5年くらい前の誕生日に「空手なんかやっていないで料理でもしなさい、と母に言われました」という私に、空手の大先輩の高尾さんが譲ってくださった、切り抜きだけで作られた分厚いレシピ本の中から、蒸しパンを作ってみた。とても簡単で、出来立ては本当に美味しくて懐かしい。バターを置くととろりと溶けて、あぁ幸せ。

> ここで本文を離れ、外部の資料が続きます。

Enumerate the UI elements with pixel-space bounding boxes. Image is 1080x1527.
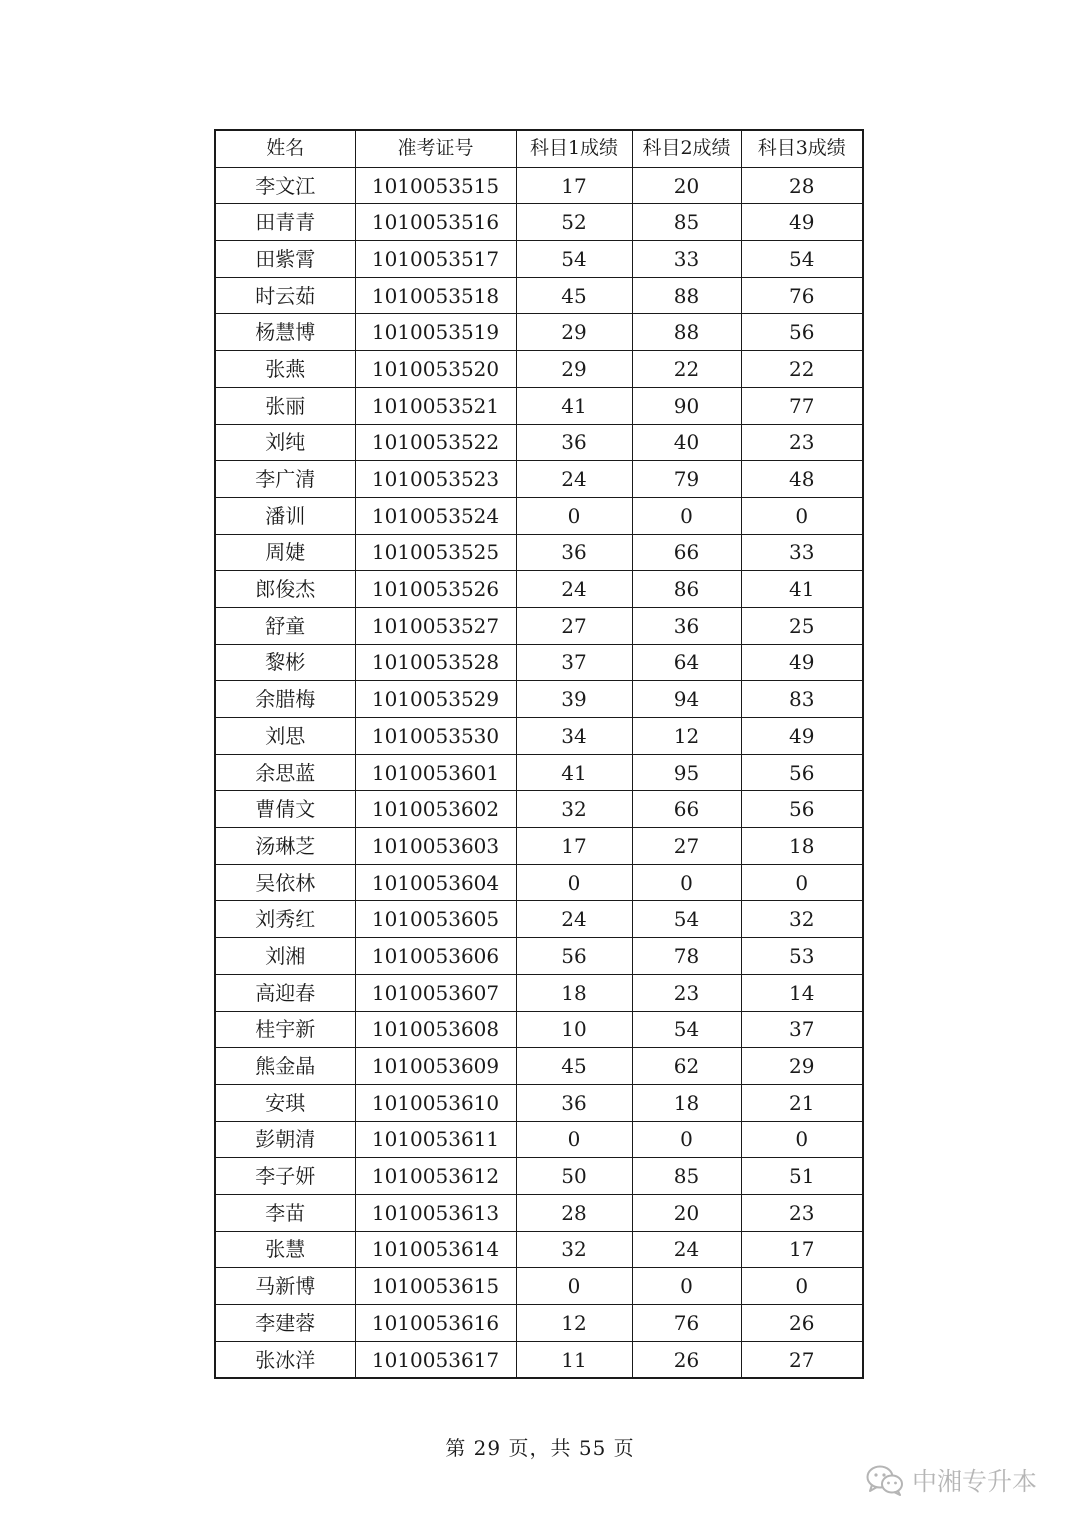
cell-subject2-score: 88 <box>632 277 741 314</box>
cell-subject1-score: 36 <box>516 534 632 571</box>
cell-exam-id: 1010053616 <box>355 1305 516 1342</box>
cell-name: 马新博 <box>215 1268 355 1305</box>
cell-subject1-score: 11 <box>516 1341 632 1378</box>
cell-exam-id: 1010053615 <box>355 1268 516 1305</box>
table-row <box>215 864 863 901</box>
cell-subject2-score: 33 <box>632 241 741 278</box>
cell-subject2-score: 12 <box>632 718 741 755</box>
cell-exam-id: 1010053519 <box>355 314 516 351</box>
cell-subject1-score: 29 <box>516 314 632 351</box>
cell-name: 田青青 <box>215 204 355 241</box>
cell-name: 余思蓝 <box>215 754 355 791</box>
cell-subject2-score: 18 <box>632 1084 741 1121</box>
cell-name: 桂宇新 <box>215 1011 355 1048</box>
cell-exam-id: 1010053530 <box>355 718 516 755</box>
cell-subject2-score: 23 <box>632 974 741 1011</box>
cell-subject1-score: 36 <box>516 424 632 461</box>
table-row <box>215 607 863 644</box>
watermark <box>866 1460 1037 1500</box>
table-row <box>215 828 863 865</box>
cell-subject3-score: 23 <box>741 1194 863 1231</box>
cell-name: 李文江 <box>215 167 355 204</box>
cell-name: 张燕 <box>215 351 355 388</box>
cell-name: 吴依林 <box>215 864 355 901</box>
table-row <box>215 1011 863 1048</box>
table-row <box>215 1048 863 1085</box>
table-row <box>215 497 863 534</box>
cell-subject2-score: 94 <box>632 681 741 718</box>
cell-subject1-score: 24 <box>516 461 632 498</box>
cell-subject1-score: 12 <box>516 1305 632 1342</box>
cell-subject1-score: 17 <box>516 828 632 865</box>
cell-subject1-score: 45 <box>516 277 632 314</box>
cell-name: 田紫霄 <box>215 241 355 278</box>
cell-subject2-score: 90 <box>632 387 741 424</box>
cell-subject2-score: 66 <box>632 791 741 828</box>
cell-subject1-score: 28 <box>516 1194 632 1231</box>
table-row <box>215 974 863 1011</box>
table-row <box>215 1158 863 1195</box>
cell-subject3-score: 0 <box>741 864 863 901</box>
cell-subject1-score: 32 <box>516 791 632 828</box>
cell-subject3-score: 54 <box>741 241 863 278</box>
cell-name: 郎俊杰 <box>215 571 355 608</box>
cell-subject1-score: 0 <box>516 1268 632 1305</box>
table-row <box>215 424 863 461</box>
cell-name: 彭朝清 <box>215 1121 355 1158</box>
cell-subject1-score: 29 <box>516 351 632 388</box>
cell-exam-id: 1010053614 <box>355 1231 516 1268</box>
cell-name: 杨慧博 <box>215 314 355 351</box>
cell-subject2-score: 27 <box>632 828 741 865</box>
cell-subject1-score: 54 <box>516 241 632 278</box>
cell-exam-id: 1010053522 <box>355 424 516 461</box>
header-subject1: 科目1成绩 <box>516 130 632 167</box>
table-row <box>215 901 863 938</box>
table-row <box>215 1305 863 1342</box>
table-row <box>215 167 863 204</box>
cell-subject2-score: 86 <box>632 571 741 608</box>
cell-name: 李子妍 <box>215 1158 355 1195</box>
cell-subject1-score: 18 <box>516 974 632 1011</box>
cell-subject3-score: 0 <box>741 1268 863 1305</box>
cell-subject3-score: 18 <box>741 828 863 865</box>
cell-subject1-score: 32 <box>516 1231 632 1268</box>
cell-exam-id: 1010053609 <box>355 1048 516 1085</box>
cell-exam-id: 1010053604 <box>355 864 516 901</box>
cell-name: 李广清 <box>215 461 355 498</box>
cell-subject1-score: 24 <box>516 571 632 608</box>
table-row <box>215 314 863 351</box>
cell-subject3-score: 17 <box>741 1231 863 1268</box>
table-row <box>215 571 863 608</box>
table-row <box>215 1231 863 1268</box>
cell-exam-id: 1010053518 <box>355 277 516 314</box>
cell-name: 刘秀红 <box>215 901 355 938</box>
cell-exam-id: 1010053528 <box>355 644 516 681</box>
cell-exam-id: 1010053527 <box>355 607 516 644</box>
cell-subject1-score: 36 <box>516 1084 632 1121</box>
header-subject2: 科目2成绩 <box>632 130 741 167</box>
cell-name: 张慧 <box>215 1231 355 1268</box>
cell-name: 刘思 <box>215 718 355 755</box>
cell-name: 舒童 <box>215 607 355 644</box>
cell-subject1-score: 39 <box>516 681 632 718</box>
cell-exam-id: 1010053521 <box>355 387 516 424</box>
table-row <box>215 351 863 388</box>
cell-subject3-score: 51 <box>741 1158 863 1195</box>
cell-subject1-score: 56 <box>516 938 632 975</box>
cell-subject1-score: 24 <box>516 901 632 938</box>
cell-subject3-score: 76 <box>741 277 863 314</box>
cell-subject1-score: 41 <box>516 754 632 791</box>
cell-name: 张冰洋 <box>215 1341 355 1378</box>
cell-subject2-score: 54 <box>632 1011 741 1048</box>
cell-subject1-score: 0 <box>516 497 632 534</box>
cell-name: 周婕 <box>215 534 355 571</box>
cell-subject2-score: 20 <box>632 167 741 204</box>
table-row <box>215 277 863 314</box>
cell-subject3-score: 0 <box>741 497 863 534</box>
table-row <box>215 1084 863 1121</box>
cell-subject2-score: 62 <box>632 1048 741 1085</box>
table-row <box>215 754 863 791</box>
table-row <box>215 938 863 975</box>
page-number: 第 29 页，共 55 页 <box>445 1436 635 1460</box>
cell-subject3-score: 53 <box>741 938 863 975</box>
cell-subject3-score: 83 <box>741 681 863 718</box>
cell-exam-id: 1010053603 <box>355 828 516 865</box>
cell-subject1-score: 52 <box>516 204 632 241</box>
cell-name: 刘湘 <box>215 938 355 975</box>
table-header-row <box>215 130 863 167</box>
cell-subject2-score: 26 <box>632 1341 741 1378</box>
cell-subject2-score: 22 <box>632 351 741 388</box>
table-row <box>215 681 863 718</box>
cell-subject3-score: 48 <box>741 461 863 498</box>
cell-exam-id: 1010053605 <box>355 901 516 938</box>
cell-subject2-score: 24 <box>632 1231 741 1268</box>
watermark-text: 中湘专升本 <box>912 1467 1038 1496</box>
cell-name: 安琪 <box>215 1084 355 1121</box>
header-name: 姓名 <box>215 130 355 167</box>
cell-exam-id: 1010053529 <box>355 681 516 718</box>
cell-subject3-score: 0 <box>741 1121 863 1158</box>
cell-subject3-score: 21 <box>741 1084 863 1121</box>
cell-subject2-score: 78 <box>632 938 741 975</box>
table-row <box>215 387 863 424</box>
cell-subject3-score: 56 <box>741 314 863 351</box>
table-body <box>215 167 863 1378</box>
cell-subject3-score: 49 <box>741 204 863 241</box>
cell-name: 刘纯 <box>215 424 355 461</box>
cell-exam-id: 1010053617 <box>355 1341 516 1378</box>
cell-subject3-score: 56 <box>741 754 863 791</box>
score-table <box>214 129 864 1379</box>
cell-subject3-score: 23 <box>741 424 863 461</box>
table-row <box>215 534 863 571</box>
table-row <box>215 1341 863 1378</box>
cell-exam-id: 1010053515 <box>355 167 516 204</box>
cell-subject1-score: 0 <box>516 1121 632 1158</box>
cell-subject3-score: 49 <box>741 644 863 681</box>
cell-subject1-score: 27 <box>516 607 632 644</box>
table-row <box>215 461 863 498</box>
cell-subject1-score: 34 <box>516 718 632 755</box>
cell-subject3-score: 33 <box>741 534 863 571</box>
cell-subject3-score: 28 <box>741 167 863 204</box>
table-row <box>215 1121 863 1158</box>
cell-subject2-score: 40 <box>632 424 741 461</box>
cell-exam-id: 1010053517 <box>355 241 516 278</box>
cell-subject1-score: 37 <box>516 644 632 681</box>
cell-name: 张丽 <box>215 387 355 424</box>
cell-exam-id: 1010053612 <box>355 1158 516 1195</box>
cell-subject2-score: 54 <box>632 901 741 938</box>
cell-exam-id: 1010053520 <box>355 351 516 388</box>
cell-subject3-score: 77 <box>741 387 863 424</box>
cell-subject3-score: 49 <box>741 718 863 755</box>
header-subject3: 科目3成绩 <box>741 130 863 167</box>
table-row <box>215 718 863 755</box>
table-row <box>215 644 863 681</box>
cell-exam-id: 1010053607 <box>355 974 516 1011</box>
cell-subject2-score: 0 <box>632 1121 741 1158</box>
cell-subject3-score: 29 <box>741 1048 863 1085</box>
cell-exam-id: 1010053523 <box>355 461 516 498</box>
cell-subject1-score: 17 <box>516 167 632 204</box>
cell-exam-id: 1010053525 <box>355 534 516 571</box>
table-row <box>215 241 863 278</box>
cell-subject2-score: 76 <box>632 1305 741 1342</box>
cell-exam-id: 1010053608 <box>355 1011 516 1048</box>
cell-subject3-score: 41 <box>741 571 863 608</box>
cell-subject1-score: 41 <box>516 387 632 424</box>
cell-subject2-score: 20 <box>632 1194 741 1231</box>
cell-subject1-score: 10 <box>516 1011 632 1048</box>
cell-subject2-score: 85 <box>632 204 741 241</box>
cell-exam-id: 1010053524 <box>355 497 516 534</box>
cell-name: 余腊梅 <box>215 681 355 718</box>
cell-name: 高迎春 <box>215 974 355 1011</box>
cell-subject3-score: 27 <box>741 1341 863 1378</box>
cell-subject3-score: 26 <box>741 1305 863 1342</box>
cell-name: 潘训 <box>215 497 355 534</box>
cell-subject2-score: 88 <box>632 314 741 351</box>
cell-name: 李建蓉 <box>215 1305 355 1342</box>
cell-subject3-score: 14 <box>741 974 863 1011</box>
cell-subject2-score: 0 <box>632 497 741 534</box>
cell-subject2-score: 64 <box>632 644 741 681</box>
table-row <box>215 1268 863 1305</box>
cell-subject2-score: 36 <box>632 607 741 644</box>
cell-subject3-score: 32 <box>741 901 863 938</box>
header-exam-id: 准考证号 <box>355 130 516 167</box>
cell-name: 黎彬 <box>215 644 355 681</box>
cell-subject2-score: 85 <box>632 1158 741 1195</box>
cell-name: 李苗 <box>215 1194 355 1231</box>
cell-name: 曹倩文 <box>215 791 355 828</box>
cell-name: 熊金晶 <box>215 1048 355 1085</box>
cell-subject3-score: 22 <box>741 351 863 388</box>
cell-exam-id: 1010053601 <box>355 754 516 791</box>
cell-subject1-score: 0 <box>516 864 632 901</box>
cell-name: 时云茹 <box>215 277 355 314</box>
cell-exam-id: 1010053611 <box>355 1121 516 1158</box>
cell-subject2-score: 66 <box>632 534 741 571</box>
cell-subject2-score: 79 <box>632 461 741 498</box>
cell-exam-id: 1010053526 <box>355 571 516 608</box>
cell-exam-id: 1010053516 <box>355 204 516 241</box>
cell-subject3-score: 56 <box>741 791 863 828</box>
table-row <box>215 1194 863 1231</box>
cell-subject2-score: 95 <box>632 754 741 791</box>
cell-exam-id: 1010053610 <box>355 1084 516 1121</box>
table-row <box>215 204 863 241</box>
cell-subject1-score: 45 <box>516 1048 632 1085</box>
cell-exam-id: 1010053606 <box>355 938 516 975</box>
cell-subject2-score: 0 <box>632 864 741 901</box>
cell-exam-id: 1010053613 <box>355 1194 516 1231</box>
table-row <box>215 791 863 828</box>
wechat-icon <box>866 1464 904 1496</box>
cell-subject3-score: 25 <box>741 607 863 644</box>
cell-exam-id: 1010053602 <box>355 791 516 828</box>
cell-subject2-score: 0 <box>632 1268 741 1305</box>
cell-name: 汤琳芝 <box>215 828 355 865</box>
cell-subject3-score: 37 <box>741 1011 863 1048</box>
cell-subject1-score: 50 <box>516 1158 632 1195</box>
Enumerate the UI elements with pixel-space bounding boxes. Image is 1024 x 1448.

福島の山林の営みや季節感をすぐそばに感じながらいただきました。

高尾さん、ありがとうございます。
お元気ですか。




2011年11月8日火曜日

母の誕生日


母の誕生日に実家へ行った
父と母と3人の食卓

食事が終わると恒例のケーキカット
父がろうそくを意気揚々と5本ケーキに立てる
そして火を灯す
部屋の電気を消す
ろうそくの火に母が照らされる
母の願い事は長い
手のひらを合わせて熱心にお願いする
姉のこと、妹のこと、父のこと、私のこと、世界のこと、自分のこともお願いしてほしい

ろうそくを一気に吹き消すと願い事が叶う
ぶーっと一気に吹き消した

真っ暗な部屋
父が電灯を点ける
そして母の前ににこにこ座り

「また3つ違いになったね」


あまーーーーい
何それ。

すると父、
「だって、いつも4つも違うって言い張るんだもん」

11月生まれの母と5月生まれの父、ちょうど半年違うのです





(写真は、東京デザイナーズウィークにて、仙田禎さんのユニットの作品。お料理の気持ちになってみました。)